Robert Chianese, June 9, 2020; rev 2021 02 16
Good liberals and environmentalists need to acknowledge that the Bullet Train fiasco is a boondoggle of massive proportions. It is sucking money out of California budgets and the feds, many billions here, many billions there. It is still unable to acquire the land it needs in the Central Valley; it will not be able to go right into LA or SF. It now needs taxpayer subsidies it once denied it needed, which will cut funds from schools and services to the elderly, poor, and homeless.
We are also getting clearer about where it will run–through some of the poorest neighborhoods, uprooting them. A report by Ralph Vartabedian in Sunday’s LA Times May 29 exposes its impacts: “Bullet train would nick jobs, homes and parks on 14-mile route from L.A. to Burbank.”
What it leaves out is who would benefit from this train—mainly well-healed whites needing speedy business and leisure connections between SF and LA. Such dreamed of service will never happen.
If we can’t connect the dots between protests by minorities and the poor, their storming of tony Melrose, and the Bullet Train, we’re missing the big picture. We go to any length to get our “stuff,” funding a transportation clunker, while thousands sleep on our streets, loot to get a small piece of the action, and suffer at the hands of poorly trained police.
(Update: 6/05/2020) The California Legislature just blocked the High Speed Rail Authority from awarding any contracts this year for building the train.

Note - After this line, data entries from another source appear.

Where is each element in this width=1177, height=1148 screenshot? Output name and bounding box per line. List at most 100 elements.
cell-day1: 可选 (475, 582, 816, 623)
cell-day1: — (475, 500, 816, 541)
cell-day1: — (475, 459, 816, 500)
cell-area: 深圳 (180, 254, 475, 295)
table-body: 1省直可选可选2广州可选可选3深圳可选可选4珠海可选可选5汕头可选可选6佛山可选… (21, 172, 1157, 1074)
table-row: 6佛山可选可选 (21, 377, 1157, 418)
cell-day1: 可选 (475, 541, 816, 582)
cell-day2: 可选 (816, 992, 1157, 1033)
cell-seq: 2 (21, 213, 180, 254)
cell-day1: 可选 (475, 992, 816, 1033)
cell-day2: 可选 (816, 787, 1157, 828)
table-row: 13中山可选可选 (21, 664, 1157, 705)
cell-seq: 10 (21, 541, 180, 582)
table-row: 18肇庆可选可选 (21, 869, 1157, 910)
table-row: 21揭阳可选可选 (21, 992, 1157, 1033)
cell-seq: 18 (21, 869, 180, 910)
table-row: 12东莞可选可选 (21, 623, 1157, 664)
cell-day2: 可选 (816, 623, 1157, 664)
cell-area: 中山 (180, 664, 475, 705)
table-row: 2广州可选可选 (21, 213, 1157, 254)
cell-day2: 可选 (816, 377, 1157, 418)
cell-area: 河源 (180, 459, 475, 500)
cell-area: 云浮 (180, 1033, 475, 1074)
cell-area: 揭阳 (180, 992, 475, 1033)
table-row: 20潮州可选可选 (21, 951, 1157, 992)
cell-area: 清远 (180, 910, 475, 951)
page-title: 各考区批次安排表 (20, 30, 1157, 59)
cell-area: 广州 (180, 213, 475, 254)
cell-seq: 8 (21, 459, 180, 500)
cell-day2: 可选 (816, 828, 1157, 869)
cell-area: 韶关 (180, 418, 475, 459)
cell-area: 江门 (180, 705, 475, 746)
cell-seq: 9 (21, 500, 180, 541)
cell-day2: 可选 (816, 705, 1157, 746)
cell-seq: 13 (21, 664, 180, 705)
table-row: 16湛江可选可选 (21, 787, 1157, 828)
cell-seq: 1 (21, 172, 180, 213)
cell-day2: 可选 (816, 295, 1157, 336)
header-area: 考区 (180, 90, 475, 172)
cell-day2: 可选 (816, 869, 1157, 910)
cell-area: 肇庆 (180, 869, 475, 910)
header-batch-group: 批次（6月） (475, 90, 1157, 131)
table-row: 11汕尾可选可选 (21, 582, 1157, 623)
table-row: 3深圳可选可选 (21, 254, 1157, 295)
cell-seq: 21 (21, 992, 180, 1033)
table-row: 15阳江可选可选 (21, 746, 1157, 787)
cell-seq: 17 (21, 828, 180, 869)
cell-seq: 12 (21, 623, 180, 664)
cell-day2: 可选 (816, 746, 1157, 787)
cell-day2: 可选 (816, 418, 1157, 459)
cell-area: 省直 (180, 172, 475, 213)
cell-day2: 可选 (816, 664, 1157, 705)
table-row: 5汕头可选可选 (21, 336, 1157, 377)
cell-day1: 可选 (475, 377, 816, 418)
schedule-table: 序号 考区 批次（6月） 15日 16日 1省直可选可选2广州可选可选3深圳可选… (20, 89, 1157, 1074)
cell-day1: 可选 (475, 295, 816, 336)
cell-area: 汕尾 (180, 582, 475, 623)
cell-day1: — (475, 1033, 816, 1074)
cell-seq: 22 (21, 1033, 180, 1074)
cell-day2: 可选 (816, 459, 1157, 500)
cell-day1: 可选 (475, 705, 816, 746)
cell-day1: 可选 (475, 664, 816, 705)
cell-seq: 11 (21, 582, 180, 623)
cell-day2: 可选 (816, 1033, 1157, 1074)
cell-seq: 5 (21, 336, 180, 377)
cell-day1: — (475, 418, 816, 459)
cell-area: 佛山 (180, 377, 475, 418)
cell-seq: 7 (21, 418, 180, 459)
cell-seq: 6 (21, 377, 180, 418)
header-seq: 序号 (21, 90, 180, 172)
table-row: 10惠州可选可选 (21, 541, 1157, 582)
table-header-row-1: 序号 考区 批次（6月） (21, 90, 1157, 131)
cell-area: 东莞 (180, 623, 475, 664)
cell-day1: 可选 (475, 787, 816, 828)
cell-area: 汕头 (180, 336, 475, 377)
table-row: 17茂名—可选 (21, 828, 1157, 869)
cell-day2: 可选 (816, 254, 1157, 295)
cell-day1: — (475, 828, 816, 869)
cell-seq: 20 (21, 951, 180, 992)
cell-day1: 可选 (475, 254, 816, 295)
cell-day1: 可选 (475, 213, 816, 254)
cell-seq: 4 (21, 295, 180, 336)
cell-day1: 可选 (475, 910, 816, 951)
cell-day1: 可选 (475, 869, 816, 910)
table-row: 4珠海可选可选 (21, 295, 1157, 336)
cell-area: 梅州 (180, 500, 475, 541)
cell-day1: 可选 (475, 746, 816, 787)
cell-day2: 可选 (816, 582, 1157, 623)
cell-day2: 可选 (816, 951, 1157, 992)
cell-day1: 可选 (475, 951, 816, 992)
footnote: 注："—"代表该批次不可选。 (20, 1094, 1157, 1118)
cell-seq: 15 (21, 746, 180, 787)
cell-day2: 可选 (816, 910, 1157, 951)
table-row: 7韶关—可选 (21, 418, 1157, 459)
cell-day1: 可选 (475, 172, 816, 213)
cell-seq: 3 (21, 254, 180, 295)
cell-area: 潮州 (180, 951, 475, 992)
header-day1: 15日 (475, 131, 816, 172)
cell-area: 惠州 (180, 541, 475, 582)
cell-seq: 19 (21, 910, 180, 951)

Lawmakers want to pause the current plan with its focus on laying 171 miles of track in the Great Central Valley between Merced and Bakersfield and shift it to Southern California and the Bay Area, where there’s more transportation bang for the buck–more ridership and more communities to serve, getting more people out of cars resulting in greater environmental benefits. Legislators also want to consider a high-speed low-emission diesel train that could travel right into Oakland or San Jose. (LA Times report by Ralph Vartabedian)
This hold on the Bullet’s budget for a year should give more attention to population centers and urban people’s transportation needs. That’s a welcomed shift to serving a wider array of potential riders with a variety of economic means. We all need to get off this train to nowhere and ride a local to where we need it most.
(Update: 02 10 2021) We now learn that the highspeed bullet train has become so expensive that the segment between Bakersfield and Merced that might still be built will have only one track instead of two. (LA Times report by Ralph Vartabedian)
We note that land still needs to be purchased along the route and that tunneling under the San Gabriel Mountains will be a risky venture with earthquake faults near-by.
This transportation folly steals money from important rail and other infrastructure work that could be done in and around both LA and San Francisco. Also, physically commuting is becoming almost unnecessary with virtual work at home and Zoom meetings.
The train is not only way over budget, but also way over-due. This 70’s technology got lost in the Central Valley.